Bei der Strafbemessung überwogen mildernde Gesichtspunkte. So hat der Senat nicht nur das uneingeschränkte Geständnis und den lange zurückliegenden Tatzeitraum zugunsten des Angeklagten berücksichtigt, sondern auch, dass der in Deutschland nicht vorbestrafte Angeklagte die Taten vor dem Hintergrund des Bürgerkriegsgeschehens in Sri Lanka begangen und er in seiner Kindheit und Jugend als Tamile unter den Auswirkungen dieser Auseinandersetzung massiv gelitten hat. Straferschwerend ist u.a. bedacht worden, dass es sich bei der „LTTE“ um eine besonders gefährliche terroristische Vereinigung handelte, der Angeklagte über einen längeren Zeitraum für diese tätig war und den einzelnen Weiterleitungen der Gelder oft beträchtliche Summen zugrunde lagen. Im Ergebnis hat der Senat eine Gesamtfreiheitsstrafe von einem Jahr und sechs Monaten als angemessen erachtet. Nach Auffassung des Senats lagen die Voraussetzungen für die Aussetzung der Vollstreckung dieser Strafe zur Bewährung vor. Dem Angeklagten konnte eine günstige Prognose bescheinigt werden. Er ist nicht vorbestraft, war umfassend geständig, verfügt über eine dauerhafte Arbeitsstelle und lebt in gesicherten persönlichen und wirtschaftlichen Verhältnissen. Zudem hat er sich nach den Taten vom Gedankengut der „LTTE“ glaubhaft und endgültig distanziert.

Das Urteil ist rechtskräftig.

Aktenzeichen

7 – 33 OJs 17/15 – Oberlandesgericht Stuttgart
33 OJs 17/15 – Generalstaatsanwaltschaft Stuttgart 

Relevante Normen (Auszug):

Strafgesetzbuch (StGB)

§ 129a Bildung terroristischer Vereinigungen:

Abs. 1: Wer eine Vereinigung (§ 129 Absatz 2) gründet, deren Zwecke oder deren Tätigkeit darauf gerichtet sind,
1. Mord (§ 211) oder Totschlag (§ 212) oder Völkermord (§ 6 des Völkerstrafgesetzbuches) oder Verbrechen gegen die Menschlichkeit (§ 7 des Völkerstrafgesetzbuches) oder Kriegsverbrechen (§§ 8, 9, 10, 11 oder § 12 des Völkerstrafgesetzbuches) oder

zu begehen, oder wer sich an einer solchen Vereinigung als Mitglied beteiligt, wird mit Freiheitsstrafe von einem Jahr bis zu zehn Jahren bestraft.

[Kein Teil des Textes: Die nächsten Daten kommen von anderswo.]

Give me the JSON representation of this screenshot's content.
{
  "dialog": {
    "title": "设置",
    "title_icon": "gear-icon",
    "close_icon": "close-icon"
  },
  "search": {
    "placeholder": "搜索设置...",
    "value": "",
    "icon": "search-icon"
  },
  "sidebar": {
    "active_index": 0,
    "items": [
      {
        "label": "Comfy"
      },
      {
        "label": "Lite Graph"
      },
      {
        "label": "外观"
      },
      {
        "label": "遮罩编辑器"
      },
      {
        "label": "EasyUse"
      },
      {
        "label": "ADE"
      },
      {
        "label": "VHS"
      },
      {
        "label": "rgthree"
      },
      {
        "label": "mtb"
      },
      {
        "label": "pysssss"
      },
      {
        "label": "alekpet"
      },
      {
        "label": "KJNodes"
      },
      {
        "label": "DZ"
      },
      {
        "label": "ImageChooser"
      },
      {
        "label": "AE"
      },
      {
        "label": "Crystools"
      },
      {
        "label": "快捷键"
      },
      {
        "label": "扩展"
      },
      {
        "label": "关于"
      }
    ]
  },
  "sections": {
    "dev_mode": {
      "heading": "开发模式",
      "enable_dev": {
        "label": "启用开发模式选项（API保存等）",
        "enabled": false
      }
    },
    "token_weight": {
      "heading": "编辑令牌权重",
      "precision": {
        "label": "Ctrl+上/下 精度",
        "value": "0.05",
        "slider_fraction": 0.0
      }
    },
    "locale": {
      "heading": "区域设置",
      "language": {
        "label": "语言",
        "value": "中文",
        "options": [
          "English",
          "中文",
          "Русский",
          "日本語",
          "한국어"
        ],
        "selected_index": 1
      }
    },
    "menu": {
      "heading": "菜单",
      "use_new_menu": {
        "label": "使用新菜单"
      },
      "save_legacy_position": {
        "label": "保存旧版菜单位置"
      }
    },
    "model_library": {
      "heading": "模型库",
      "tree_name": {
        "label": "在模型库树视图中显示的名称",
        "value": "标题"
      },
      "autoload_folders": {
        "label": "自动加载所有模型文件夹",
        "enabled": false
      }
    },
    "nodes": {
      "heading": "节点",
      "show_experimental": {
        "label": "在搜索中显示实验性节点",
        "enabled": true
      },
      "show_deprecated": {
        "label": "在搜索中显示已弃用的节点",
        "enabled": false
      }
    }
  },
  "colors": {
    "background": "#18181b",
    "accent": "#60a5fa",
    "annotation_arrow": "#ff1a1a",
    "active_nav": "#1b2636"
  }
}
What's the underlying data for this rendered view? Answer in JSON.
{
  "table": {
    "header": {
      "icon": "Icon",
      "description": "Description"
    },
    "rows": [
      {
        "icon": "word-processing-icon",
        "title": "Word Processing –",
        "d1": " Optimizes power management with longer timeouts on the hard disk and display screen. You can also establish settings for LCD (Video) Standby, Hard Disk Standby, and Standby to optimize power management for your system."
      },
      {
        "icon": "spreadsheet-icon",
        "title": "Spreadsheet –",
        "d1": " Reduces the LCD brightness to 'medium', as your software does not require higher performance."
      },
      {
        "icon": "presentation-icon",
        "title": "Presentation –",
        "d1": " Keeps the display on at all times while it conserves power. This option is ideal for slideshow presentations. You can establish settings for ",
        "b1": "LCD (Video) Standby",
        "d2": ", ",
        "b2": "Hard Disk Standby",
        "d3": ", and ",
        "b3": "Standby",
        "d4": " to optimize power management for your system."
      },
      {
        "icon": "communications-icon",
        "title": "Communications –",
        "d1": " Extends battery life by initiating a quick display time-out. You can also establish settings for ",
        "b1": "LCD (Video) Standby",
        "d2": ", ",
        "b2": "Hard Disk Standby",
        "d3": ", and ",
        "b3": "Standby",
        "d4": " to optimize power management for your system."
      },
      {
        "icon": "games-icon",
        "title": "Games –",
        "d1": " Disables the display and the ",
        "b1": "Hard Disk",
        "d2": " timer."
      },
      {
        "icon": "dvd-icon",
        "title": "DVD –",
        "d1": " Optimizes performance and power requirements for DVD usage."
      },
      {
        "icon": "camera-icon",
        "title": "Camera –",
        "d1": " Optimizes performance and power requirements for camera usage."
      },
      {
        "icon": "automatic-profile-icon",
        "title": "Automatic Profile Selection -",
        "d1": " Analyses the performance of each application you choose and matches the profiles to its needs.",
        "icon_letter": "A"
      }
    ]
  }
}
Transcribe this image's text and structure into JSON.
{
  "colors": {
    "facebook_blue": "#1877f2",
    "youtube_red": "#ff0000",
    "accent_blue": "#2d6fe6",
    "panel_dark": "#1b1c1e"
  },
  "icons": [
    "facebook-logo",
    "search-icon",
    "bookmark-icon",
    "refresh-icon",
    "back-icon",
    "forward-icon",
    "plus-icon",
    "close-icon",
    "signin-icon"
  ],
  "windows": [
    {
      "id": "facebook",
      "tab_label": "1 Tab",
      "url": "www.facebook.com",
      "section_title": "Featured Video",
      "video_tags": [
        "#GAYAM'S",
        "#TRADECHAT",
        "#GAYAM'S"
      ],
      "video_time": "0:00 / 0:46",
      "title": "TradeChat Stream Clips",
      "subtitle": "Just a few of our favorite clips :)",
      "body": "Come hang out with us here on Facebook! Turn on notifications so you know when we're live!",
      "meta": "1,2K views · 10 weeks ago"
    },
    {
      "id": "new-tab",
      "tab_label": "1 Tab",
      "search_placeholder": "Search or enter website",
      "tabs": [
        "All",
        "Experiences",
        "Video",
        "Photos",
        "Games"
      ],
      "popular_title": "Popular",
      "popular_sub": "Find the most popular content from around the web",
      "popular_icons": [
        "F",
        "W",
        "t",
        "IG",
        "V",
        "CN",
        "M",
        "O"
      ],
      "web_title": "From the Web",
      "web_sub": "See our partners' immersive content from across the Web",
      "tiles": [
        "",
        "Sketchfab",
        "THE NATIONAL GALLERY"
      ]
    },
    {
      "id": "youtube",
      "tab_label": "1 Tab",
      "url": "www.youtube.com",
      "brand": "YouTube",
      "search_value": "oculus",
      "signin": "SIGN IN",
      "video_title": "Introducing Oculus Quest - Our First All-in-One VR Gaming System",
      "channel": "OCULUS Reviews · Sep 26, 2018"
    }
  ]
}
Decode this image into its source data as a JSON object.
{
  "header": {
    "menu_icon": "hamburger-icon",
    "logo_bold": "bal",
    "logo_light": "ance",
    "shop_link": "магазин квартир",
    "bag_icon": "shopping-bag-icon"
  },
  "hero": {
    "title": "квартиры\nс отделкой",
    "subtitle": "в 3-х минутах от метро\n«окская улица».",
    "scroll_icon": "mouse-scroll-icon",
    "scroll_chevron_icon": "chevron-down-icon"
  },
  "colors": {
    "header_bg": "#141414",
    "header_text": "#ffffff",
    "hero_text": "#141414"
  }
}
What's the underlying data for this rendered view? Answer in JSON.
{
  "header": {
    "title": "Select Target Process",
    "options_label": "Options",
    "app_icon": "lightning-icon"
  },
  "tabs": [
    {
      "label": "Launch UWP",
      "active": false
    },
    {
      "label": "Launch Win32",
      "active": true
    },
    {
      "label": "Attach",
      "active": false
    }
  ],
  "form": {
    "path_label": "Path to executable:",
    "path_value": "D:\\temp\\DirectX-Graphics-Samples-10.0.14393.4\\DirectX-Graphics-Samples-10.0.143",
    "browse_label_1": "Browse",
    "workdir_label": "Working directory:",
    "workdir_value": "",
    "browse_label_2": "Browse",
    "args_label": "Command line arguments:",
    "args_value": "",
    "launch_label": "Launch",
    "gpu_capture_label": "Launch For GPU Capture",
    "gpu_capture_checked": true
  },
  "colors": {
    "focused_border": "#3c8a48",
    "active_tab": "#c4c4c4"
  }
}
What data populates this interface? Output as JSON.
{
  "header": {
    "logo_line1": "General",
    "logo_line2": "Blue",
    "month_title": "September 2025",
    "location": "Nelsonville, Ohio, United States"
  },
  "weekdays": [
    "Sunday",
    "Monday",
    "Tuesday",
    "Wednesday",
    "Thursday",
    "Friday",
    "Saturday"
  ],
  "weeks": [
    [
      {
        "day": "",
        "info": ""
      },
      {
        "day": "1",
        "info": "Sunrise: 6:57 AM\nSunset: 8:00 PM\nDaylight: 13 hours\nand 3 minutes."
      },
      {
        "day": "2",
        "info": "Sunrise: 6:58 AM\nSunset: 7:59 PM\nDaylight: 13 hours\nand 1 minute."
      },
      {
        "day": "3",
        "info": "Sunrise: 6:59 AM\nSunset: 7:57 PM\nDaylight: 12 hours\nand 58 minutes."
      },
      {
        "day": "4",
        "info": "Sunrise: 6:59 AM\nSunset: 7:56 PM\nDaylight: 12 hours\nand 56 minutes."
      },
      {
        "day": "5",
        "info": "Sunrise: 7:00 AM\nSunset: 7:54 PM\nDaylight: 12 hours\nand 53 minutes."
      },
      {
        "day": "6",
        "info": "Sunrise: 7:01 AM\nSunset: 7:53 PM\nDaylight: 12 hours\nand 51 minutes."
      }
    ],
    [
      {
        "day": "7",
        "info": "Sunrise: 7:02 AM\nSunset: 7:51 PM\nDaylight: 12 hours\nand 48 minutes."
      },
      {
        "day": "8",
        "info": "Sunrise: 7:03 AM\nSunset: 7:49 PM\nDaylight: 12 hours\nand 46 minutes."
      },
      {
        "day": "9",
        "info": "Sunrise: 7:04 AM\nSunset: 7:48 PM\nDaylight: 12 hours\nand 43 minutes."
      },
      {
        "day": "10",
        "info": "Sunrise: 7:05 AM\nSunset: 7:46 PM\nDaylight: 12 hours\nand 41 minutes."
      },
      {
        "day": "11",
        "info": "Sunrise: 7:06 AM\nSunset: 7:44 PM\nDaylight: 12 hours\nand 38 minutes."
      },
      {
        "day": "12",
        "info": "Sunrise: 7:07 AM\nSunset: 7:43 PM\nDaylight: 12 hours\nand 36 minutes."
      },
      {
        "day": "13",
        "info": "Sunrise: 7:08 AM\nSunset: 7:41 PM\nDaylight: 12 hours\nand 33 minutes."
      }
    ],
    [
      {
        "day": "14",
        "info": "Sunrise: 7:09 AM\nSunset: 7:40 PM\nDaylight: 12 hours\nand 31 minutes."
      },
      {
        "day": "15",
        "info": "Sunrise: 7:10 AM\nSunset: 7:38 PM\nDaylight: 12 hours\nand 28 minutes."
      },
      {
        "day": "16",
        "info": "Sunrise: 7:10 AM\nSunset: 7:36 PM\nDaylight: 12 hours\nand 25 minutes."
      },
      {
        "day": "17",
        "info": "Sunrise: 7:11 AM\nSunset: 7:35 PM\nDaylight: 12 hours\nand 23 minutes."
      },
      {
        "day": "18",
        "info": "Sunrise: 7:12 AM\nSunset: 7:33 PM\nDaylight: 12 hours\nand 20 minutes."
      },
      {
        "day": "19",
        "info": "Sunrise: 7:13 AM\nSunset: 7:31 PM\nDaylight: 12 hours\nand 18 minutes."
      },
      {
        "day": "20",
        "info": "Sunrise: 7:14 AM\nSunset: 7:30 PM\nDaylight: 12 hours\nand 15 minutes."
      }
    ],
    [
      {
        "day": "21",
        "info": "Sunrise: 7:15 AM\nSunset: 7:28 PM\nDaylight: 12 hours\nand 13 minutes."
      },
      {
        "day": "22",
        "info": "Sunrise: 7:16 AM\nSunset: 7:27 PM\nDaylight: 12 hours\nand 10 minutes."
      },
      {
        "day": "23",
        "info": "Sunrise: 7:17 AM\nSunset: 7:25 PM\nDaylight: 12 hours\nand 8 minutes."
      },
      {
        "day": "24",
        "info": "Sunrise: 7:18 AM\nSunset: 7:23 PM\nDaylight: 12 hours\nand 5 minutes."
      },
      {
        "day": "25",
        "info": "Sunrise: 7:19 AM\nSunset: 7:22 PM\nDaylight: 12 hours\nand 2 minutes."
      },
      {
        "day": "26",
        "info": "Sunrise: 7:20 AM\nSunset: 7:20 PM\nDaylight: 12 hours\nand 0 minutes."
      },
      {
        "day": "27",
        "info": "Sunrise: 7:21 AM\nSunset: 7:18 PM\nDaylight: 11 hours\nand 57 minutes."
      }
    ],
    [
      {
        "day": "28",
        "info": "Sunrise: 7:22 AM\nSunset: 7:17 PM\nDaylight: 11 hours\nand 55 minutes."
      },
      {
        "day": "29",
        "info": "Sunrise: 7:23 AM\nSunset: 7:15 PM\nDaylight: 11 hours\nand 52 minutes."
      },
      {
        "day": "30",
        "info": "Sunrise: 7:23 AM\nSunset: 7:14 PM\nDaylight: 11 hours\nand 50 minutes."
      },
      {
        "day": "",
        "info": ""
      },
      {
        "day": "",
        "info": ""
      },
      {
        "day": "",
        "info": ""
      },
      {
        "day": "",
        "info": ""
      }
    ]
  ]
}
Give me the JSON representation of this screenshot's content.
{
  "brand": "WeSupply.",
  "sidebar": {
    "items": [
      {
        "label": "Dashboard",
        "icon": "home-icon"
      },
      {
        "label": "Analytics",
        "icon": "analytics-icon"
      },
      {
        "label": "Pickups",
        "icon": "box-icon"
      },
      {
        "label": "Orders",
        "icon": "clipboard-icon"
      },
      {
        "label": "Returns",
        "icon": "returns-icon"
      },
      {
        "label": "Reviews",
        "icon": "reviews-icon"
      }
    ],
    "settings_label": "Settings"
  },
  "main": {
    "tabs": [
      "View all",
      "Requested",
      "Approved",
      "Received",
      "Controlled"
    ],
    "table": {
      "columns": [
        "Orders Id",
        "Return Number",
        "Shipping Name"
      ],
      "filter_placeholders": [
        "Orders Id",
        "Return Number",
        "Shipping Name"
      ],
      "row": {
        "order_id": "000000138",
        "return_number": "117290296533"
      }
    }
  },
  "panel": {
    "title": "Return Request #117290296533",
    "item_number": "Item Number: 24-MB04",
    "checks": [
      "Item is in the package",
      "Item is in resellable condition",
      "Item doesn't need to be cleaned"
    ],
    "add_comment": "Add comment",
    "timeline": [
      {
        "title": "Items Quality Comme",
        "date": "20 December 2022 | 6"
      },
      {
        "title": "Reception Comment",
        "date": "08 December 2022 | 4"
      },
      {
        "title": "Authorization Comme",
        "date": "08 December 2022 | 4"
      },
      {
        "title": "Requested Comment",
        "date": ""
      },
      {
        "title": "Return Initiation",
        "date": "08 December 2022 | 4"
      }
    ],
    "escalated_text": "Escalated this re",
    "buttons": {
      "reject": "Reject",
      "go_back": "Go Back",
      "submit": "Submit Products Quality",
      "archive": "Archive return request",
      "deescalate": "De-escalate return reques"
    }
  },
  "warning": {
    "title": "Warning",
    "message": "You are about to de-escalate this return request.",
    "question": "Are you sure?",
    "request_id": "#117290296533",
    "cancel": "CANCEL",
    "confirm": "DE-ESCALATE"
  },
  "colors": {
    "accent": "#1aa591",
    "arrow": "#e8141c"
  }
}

§ 129b Kriminelle und terroristische Vereinigungen im Ausland; Einziehung

Abs.1: Die §§ 129 und 129a gelten auch für Vereinigungen im Ausland. Bezieht sich die Tat auf eine Vereinigung außerhalb der Mitgliedstaaten der Europäischen Union, so gilt dies nur, wenn sie durch eine im räumlichen Geltungsbereich dieses Gesetzes ausgeübte Tätigkeit begangen wird oder wenn der Täter oder das Opfer Deutscher ist oder sich im Inland befindet. In den Fällen des Satzes 2 wird die Tat nur mit Ermächtigung des Bundesministeriums der Justiz und für Verbraucherschutz verfolgt. Die Ermächtigung kann für den Einzelfall oder allgemein auch für die Verfolgung künftiger Taten erteilt werden, die sich auf eine bestimmte Vereinigung beziehen. Bei der Entscheidung über die Ermächtigung zieht das Ministerium in Betracht, ob die Bestrebungen der Vereinigung gegen die Grundwerte einer die Würde des Menschen achtenden staatlichen Ordnung oder gegen das friedliche Zusammenleben der Völker gerichtet sind und bei Abwägung aller Umstände als verwerflich erscheinen.